無名の公立高校生がたった1年でドラフト候補に BCリーグが持つ夢とロマン
埼玉・桶川西高3年春まで内野手だったBC武蔵の松岡洸希投手は複数球団から調査書
1年後の自分の姿を想像してみる。何となくはイメージできる。だが、夏の県大会1回戦敗退の無名の高校生内野手が、NPBに、それも投手としてドラフト会議で指名されるなんて、想像できるだろうか。今年、そんな夢物語が実現するかもしれない。ルートインBCリーグ・武蔵ヒートベアーズに所属する松岡洸希投手。19歳の右腕だ。
昨年まで全国的に無名の1人の高校生選手が、今、複数球団から調査書が届いている。リーグの代表・村山哲二氏は「もしかしたら、(BCリーグの選手の中では)一番多くの調査書が届くのではないかなと思っています。まだまだ高校を卒業したばかりの、あどけない表情の子。去年の今頃はNPBから注目されるなんて思ってもいないでしょうから……」。驚きと期待が交錯する。

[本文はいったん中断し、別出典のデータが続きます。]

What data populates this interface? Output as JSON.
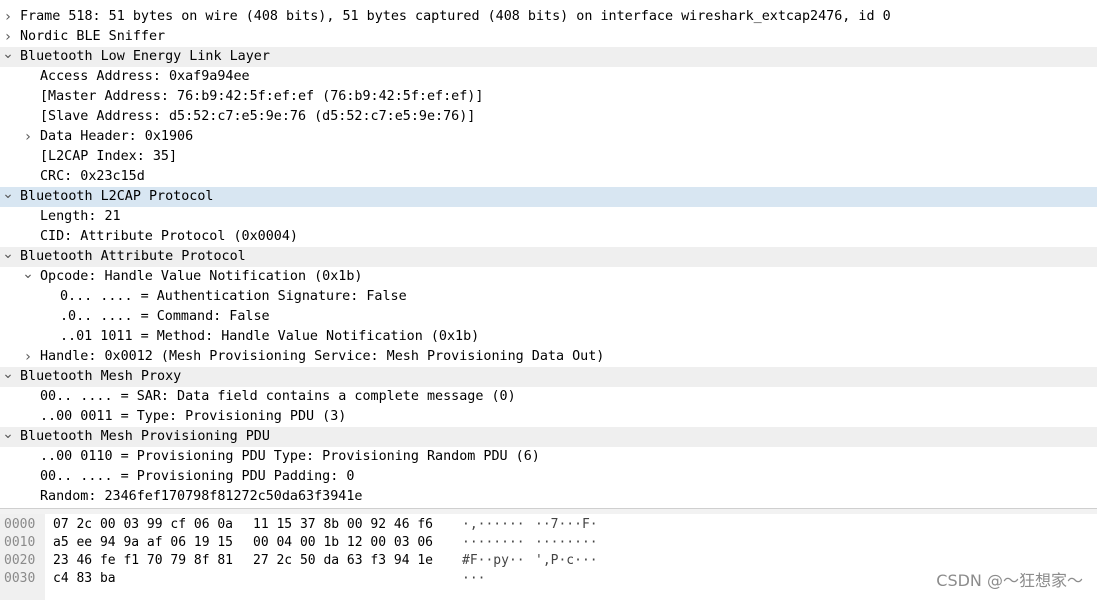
{
  "tree": [
    {
      "text": "Frame 518: 51 bytes on wire (408 bits), 51 bytes captured (408 bits) on interface wireshark_extcap2476, id 0",
      "level": 0,
      "toggle": "collapsed",
      "style": "plain"
    },
    {
      "text": "Nordic BLE Sniffer",
      "level": 0,
      "toggle": "collapsed",
      "style": "plain"
    },
    {
      "text": "Bluetooth Low Energy Link Layer",
      "level": 0,
      "toggle": "expanded",
      "style": "header"
    },
    {
      "text": "Access Address: 0xaf9a94ee",
      "level": 1,
      "toggle": "none",
      "style": "plain"
    },
    {
      "text": "[Master Address: 76:b9:42:5f:ef:ef (76:b9:42:5f:ef:ef)]",
      "level": 1,
      "toggle": "none",
      "style": "plain"
    },
    {
      "text": "[Slave Address: d5:52:c7:e5:9e:76 (d5:52:c7:e5:9e:76)]",
      "level": 1,
      "toggle": "none",
      "style": "plain"
    },
    {
      "text": "Data Header: 0x1906",
      "level": 1,
      "toggle": "collapsed",
      "style": "plain"
    },
    {
      "text": "[L2CAP Index: 35]",
      "level": 1,
      "toggle": "none",
      "style": "plain"
    },
    {
      "text": "CRC: 0x23c15d",
      "level": 1,
      "toggle": "none",
      "style": "plain"
    },
    {
      "text": "Bluetooth L2CAP Protocol",
      "level": 0,
      "toggle": "expanded",
      "style": "selected"
    },
    {
      "text": "Length: 21",
      "level": 1,
      "toggle": "none",
      "style": "plain"
    },
    {
      "text": "CID: Attribute Protocol (0x0004)",
      "level": 1,
      "toggle": "none",
      "style": "plain"
    },
    {
      "text": "Bluetooth Attribute Protocol",
      "level": 0,
      "toggle": "expanded",
      "style": "header"
    },
    {
      "text": "Opcode: Handle Value Notification (0x1b)",
      "level": 1,
      "toggle": "expanded",
      "style": "plain"
    },
    {
      "text": "0... .... = Authentication Signature: False",
      "level": 2,
      "toggle": "none",
      "style": "plain"
    },
    {
      "text": ".0.. .... = Command: False",
      "level": 2,
      "toggle": "none",
      "style": "plain"
    },
    {
      "text": "..01 1011 = Method: Handle Value Notification (0x1b)",
      "level": 2,
      "toggle": "none",
      "style": "plain"
    },
    {
      "text": "Handle: 0x0012 (Mesh Provisioning Service: Mesh Provisioning Data Out)",
      "level": 1,
      "toggle": "collapsed",
      "style": "plain"
    },
    {
      "text": "Bluetooth Mesh Proxy",
      "level": 0,
      "toggle": "expanded",
      "style": "header"
    },
    {
      "text": "00.. .... = SAR: Data field contains a complete message (0)",
      "level": 1,
      "toggle": "none",
      "style": "plain"
    },
    {
      "text": "..00 0011 = Type: Provisioning PDU (3)",
      "level": 1,
      "toggle": "none",
      "style": "plain"
    },
    {
      "text": "Bluetooth Mesh Provisioning PDU",
      "level": 0,
      "toggle": "expanded",
      "style": "header"
    },
    {
      "text": "..00 0110 = Provisioning PDU Type: Provisioning Random PDU (6)",
      "level": 1,
      "toggle": "none",
      "style": "plain"
    },
    {
      "text": "00.. .... = Provisioning PDU Padding: 0",
      "level": 1,
      "toggle": "none",
      "style": "plain"
    },
    {
      "text": "Random: 2346fef170798f81272c50da63f3941e",
      "level": 1,
      "toggle": "none",
      "style": "plain"
    }
  ],
  "hex": [
    {
      "offset": "0000",
      "bytes1": "07 2c 00 03 99 cf 06 0a",
      "bytes2": "11 15 37 8b 00 92 46 f6",
      "ascii1": "·,······",
      "ascii2": "··7···F·"
    },
    {
      "offset": "0010",
      "bytes1": "a5 ee 94 9a af 06 19 15",
      "bytes2": "00 04 00 1b 12 00 03 06",
      "ascii1": "········",
      "ascii2": "········"
    },
    {
      "offset": "0020",
      "bytes1": "23 46 fe f1 70 79 8f 81",
      "bytes2": "27 2c 50 da 63 f3 94 1e",
      "ascii1": "#F··py··",
      "ascii2": "',P·c···"
    },
    {
      "offset": "0030",
      "bytes1": "c4 83 ba",
      "bytes2": "",
      "ascii1": "···",
      "ascii2": ""
    }
  ],
  "watermark": "CSDN @～狂想家～"
}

松岡は今でこそ最速147キロのストレートに、切れ味鋭いスライダー、カットボール、チェンジアップを武器に制球良く投げ分ける投手だが、桶川西高3年の春まで内野手。春からは控えの投手を兼任し、練習をし始めた。迎えた最後の夏の大会は前年、夏の甲子園を制した花咲徳栄に初戦で当たってしまい、1-10で敗れた。松岡は4番・三塁で出場し、3打数3安打と孤軍奮闘。しかし、ピッチャーとしては2番手でマウンドに上がるも花咲徳栄打線を抑えられなかった。自責3という苦い記憶が残った。松岡が在籍した3年間は夏の大会すべて初戦敗退だった。

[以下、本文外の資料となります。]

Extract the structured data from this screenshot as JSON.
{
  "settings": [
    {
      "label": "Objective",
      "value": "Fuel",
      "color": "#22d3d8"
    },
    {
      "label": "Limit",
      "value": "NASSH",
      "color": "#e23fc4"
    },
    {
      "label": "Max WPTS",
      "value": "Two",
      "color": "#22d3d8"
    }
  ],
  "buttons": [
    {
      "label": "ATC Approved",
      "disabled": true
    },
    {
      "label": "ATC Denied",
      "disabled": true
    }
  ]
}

地元の埼玉県を拠点とするBCリーグ・武蔵に入団。「投手の方が面白かったので、投手でやっていこう、と。ただ、肘を痛めてしまってオーバースローで投げられなくなってしまって……」角晃多監督と片山博視コーチのアドバイスでサイドスローに。元ヤクルト右腕で韓国代表の林昌勇投手のフォームを真似ると、これがハマった。面白いように三振が取れるようになり、投手の本格練習を始めてからたった6か月で、プロのスカウトの視線が集まる投手となったのだった。
松岡だけでなく、大学や社会人チームではなく、卒業後すぐにBCリーグ入りを希望する選手が増えている。1年でNPB入りできる可能性があることや、リーグがセカンドキャリアを支援しており、翌年、野球を続ける、続けないを別にして、各球団ごとに就職セミナーを行い、就職先を斡旋しているのも大きい。野球への夢を諦められない18歳をBCリーグに挑戦させる指導者も増えている。そのため、リーグのレべルも少しずつ上がり、NPB入りする選手も増えてきている。
村山代表は「NPBへの近道として、期待できる選手が集まってきています。(松岡は)昨年まで高校生。チームで投球制限もして、体を大切にしながら成長していっている姿は、僕らも見ていて楽しいです。本気でNPB入りを目指している子は、野球への意識が高いので短期間でうまくなる」と、たくさんのスカウトに松岡への思いを伝えていた。
しかし、ルートインBCリーグの一番の目的はNPBに選手を送り込むことではない。「一生懸命、成長していく姿を地域の人たちが追いかけ、応援をする。そんな選手の育成物語を作りたいんです。子供たちに夢や勇気や感動を与える選手になってほしいですね」と語る。夢とロマンが詰まった新たな「育成物語」がこの秋に誕生する予感がする。